Jetzt zu meiner eigentlichen Frage. Wie muss ich die Werte in der my.cnf ändern, damit ich optimale Werte für meinen Server habe?

Der Mysql-Server wird stark beansprucht. Es werden vor allem Update, Insert und Select Anfragen gestellt. Insert Anfragen werden häufig mit Order und Group sowie Left Joins (fast jede Select Anfrage hat einen Left Join) ausgeführt.

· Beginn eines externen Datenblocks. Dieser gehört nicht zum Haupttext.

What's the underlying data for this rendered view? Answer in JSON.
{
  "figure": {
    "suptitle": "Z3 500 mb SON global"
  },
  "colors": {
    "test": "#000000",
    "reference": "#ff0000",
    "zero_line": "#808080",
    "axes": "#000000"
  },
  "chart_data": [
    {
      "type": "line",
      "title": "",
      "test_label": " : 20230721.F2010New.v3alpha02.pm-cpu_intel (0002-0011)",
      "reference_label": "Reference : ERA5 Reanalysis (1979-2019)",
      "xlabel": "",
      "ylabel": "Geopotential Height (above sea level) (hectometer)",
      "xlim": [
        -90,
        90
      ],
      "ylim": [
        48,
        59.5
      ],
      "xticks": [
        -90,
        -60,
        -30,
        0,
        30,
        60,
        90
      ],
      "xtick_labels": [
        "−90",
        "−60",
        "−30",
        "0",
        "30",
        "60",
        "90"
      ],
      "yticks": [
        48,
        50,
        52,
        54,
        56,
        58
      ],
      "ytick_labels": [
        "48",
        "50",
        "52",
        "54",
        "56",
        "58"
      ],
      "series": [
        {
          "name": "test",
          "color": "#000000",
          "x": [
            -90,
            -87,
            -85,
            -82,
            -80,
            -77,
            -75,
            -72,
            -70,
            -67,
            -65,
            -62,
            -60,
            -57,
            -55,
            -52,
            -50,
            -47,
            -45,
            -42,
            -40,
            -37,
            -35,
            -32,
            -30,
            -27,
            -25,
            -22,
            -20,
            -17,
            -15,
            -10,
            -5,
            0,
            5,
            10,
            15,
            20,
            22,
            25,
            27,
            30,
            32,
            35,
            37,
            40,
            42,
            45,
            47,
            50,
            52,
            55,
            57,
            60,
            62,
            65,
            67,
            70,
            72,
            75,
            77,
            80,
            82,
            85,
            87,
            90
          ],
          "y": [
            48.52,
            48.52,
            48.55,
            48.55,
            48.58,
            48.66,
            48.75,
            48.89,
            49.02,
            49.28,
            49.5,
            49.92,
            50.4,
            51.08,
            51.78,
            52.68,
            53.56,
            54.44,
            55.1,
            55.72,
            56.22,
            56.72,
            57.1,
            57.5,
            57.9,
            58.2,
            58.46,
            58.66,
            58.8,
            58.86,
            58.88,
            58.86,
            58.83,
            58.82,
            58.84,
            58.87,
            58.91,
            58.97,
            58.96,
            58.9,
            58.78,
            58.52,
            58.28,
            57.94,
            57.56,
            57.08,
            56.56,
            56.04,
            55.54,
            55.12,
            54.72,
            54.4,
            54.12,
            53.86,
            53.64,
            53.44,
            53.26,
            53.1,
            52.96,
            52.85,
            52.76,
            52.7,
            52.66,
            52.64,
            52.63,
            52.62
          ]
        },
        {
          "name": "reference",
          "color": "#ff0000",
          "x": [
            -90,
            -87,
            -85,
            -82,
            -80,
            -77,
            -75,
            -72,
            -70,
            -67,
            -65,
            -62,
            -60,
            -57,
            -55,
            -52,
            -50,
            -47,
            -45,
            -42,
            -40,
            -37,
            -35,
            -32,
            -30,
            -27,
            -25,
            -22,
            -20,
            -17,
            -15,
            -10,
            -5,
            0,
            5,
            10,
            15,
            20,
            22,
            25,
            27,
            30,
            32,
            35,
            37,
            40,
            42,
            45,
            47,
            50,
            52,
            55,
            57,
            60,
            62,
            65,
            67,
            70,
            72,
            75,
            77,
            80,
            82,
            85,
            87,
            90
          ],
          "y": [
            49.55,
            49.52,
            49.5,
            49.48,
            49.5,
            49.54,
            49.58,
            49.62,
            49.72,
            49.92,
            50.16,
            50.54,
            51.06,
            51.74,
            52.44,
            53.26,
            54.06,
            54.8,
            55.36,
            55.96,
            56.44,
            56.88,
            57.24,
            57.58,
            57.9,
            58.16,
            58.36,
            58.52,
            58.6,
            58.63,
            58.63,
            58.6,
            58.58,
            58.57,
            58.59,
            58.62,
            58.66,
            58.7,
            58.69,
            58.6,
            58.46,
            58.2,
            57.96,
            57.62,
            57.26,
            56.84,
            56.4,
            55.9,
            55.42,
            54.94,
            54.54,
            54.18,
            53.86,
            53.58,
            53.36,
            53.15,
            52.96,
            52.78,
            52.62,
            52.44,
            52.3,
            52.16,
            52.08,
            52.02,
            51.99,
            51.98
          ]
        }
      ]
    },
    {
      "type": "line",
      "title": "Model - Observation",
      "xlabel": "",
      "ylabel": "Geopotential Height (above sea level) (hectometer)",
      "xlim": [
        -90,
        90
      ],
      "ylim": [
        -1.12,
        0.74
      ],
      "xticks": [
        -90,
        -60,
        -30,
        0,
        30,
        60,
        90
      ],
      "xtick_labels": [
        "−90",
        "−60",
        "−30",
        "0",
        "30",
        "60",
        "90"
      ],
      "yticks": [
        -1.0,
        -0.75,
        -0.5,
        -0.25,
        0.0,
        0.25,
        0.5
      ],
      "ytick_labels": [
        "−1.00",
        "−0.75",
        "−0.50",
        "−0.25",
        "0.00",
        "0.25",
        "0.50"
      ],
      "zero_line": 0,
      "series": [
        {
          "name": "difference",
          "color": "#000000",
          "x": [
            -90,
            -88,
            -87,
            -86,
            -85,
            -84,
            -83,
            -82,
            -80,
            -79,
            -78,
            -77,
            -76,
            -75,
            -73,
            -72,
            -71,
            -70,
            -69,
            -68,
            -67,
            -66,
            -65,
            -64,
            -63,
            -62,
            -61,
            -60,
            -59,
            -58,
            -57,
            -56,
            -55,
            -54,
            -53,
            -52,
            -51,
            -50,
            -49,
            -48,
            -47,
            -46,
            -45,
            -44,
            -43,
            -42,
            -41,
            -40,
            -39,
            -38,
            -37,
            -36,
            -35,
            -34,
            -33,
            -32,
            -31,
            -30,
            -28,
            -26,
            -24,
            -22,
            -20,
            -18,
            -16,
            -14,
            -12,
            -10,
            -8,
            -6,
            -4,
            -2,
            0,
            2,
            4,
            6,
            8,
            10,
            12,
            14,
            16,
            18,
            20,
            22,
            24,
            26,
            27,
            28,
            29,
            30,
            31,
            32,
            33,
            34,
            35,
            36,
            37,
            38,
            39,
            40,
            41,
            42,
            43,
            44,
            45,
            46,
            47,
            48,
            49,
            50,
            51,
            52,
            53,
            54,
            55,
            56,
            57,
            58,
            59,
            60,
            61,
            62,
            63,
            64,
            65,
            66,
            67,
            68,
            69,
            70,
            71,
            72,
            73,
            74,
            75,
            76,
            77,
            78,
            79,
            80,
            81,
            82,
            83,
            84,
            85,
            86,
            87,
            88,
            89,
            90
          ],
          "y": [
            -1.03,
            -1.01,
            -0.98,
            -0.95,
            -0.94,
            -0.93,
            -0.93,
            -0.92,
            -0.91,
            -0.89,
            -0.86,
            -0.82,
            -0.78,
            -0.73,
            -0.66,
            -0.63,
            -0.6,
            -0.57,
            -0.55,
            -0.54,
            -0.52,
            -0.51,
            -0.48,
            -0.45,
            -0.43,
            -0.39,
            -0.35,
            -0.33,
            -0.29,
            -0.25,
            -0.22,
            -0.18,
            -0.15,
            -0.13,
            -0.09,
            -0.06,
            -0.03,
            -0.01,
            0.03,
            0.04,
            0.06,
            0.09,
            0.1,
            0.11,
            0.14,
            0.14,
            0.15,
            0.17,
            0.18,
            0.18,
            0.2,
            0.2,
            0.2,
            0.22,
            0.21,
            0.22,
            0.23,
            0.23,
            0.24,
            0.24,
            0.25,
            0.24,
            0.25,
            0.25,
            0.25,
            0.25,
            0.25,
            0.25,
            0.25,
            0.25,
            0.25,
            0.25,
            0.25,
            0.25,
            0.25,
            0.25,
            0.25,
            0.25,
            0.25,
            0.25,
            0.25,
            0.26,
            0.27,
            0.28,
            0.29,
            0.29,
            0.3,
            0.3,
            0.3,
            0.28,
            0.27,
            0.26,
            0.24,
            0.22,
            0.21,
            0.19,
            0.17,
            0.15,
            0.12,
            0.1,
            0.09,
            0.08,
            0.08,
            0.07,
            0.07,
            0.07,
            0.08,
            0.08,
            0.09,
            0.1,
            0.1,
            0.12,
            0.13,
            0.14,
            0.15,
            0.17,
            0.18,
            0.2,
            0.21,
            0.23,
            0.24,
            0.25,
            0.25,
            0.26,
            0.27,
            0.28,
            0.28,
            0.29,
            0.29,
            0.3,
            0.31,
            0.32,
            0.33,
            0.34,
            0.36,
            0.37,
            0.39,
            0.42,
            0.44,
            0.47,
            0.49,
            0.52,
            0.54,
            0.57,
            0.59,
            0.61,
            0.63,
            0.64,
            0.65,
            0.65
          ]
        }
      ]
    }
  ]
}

Ich weis auch, dass es Beispiel Dateien gibt (my_huge.cnf ...) aber die haben für mich irgendwie nicht so richtig gepasst.


----------



## XChris (7. Mai 2004)

Um dies wirklich _gut_ zu tun, müßte man Deine DB Struktur kennen und die häufigsten Abfragen. Ausserdem den verwendeten Tabellentyp und die Mächtigkeit der Tabellen.

Chris


----------



## MichaelWi (7. Mai 2004)

"Der Mysql-Server wird stark beansprucht. Es werden vor allem Update, Insert und Select Anfragen gestellt. Insert Anfragen werden häufig mit Order und Group sowie Left Joins (fast jede Select Anfrage hat einen Left Join) ausgeführt."

Meine Tabellen haben immer eine id die im INT-Format gespeichert wird. Zahlen werden grundsätzlich als INT gespreichert, die länge der Zeile liegt z´wischen 5 und 9. Kurze Datensätze wie E-Mails, Überschriften werden als Varchar (70) abgespeichert. Und lange Texte als Text.


----------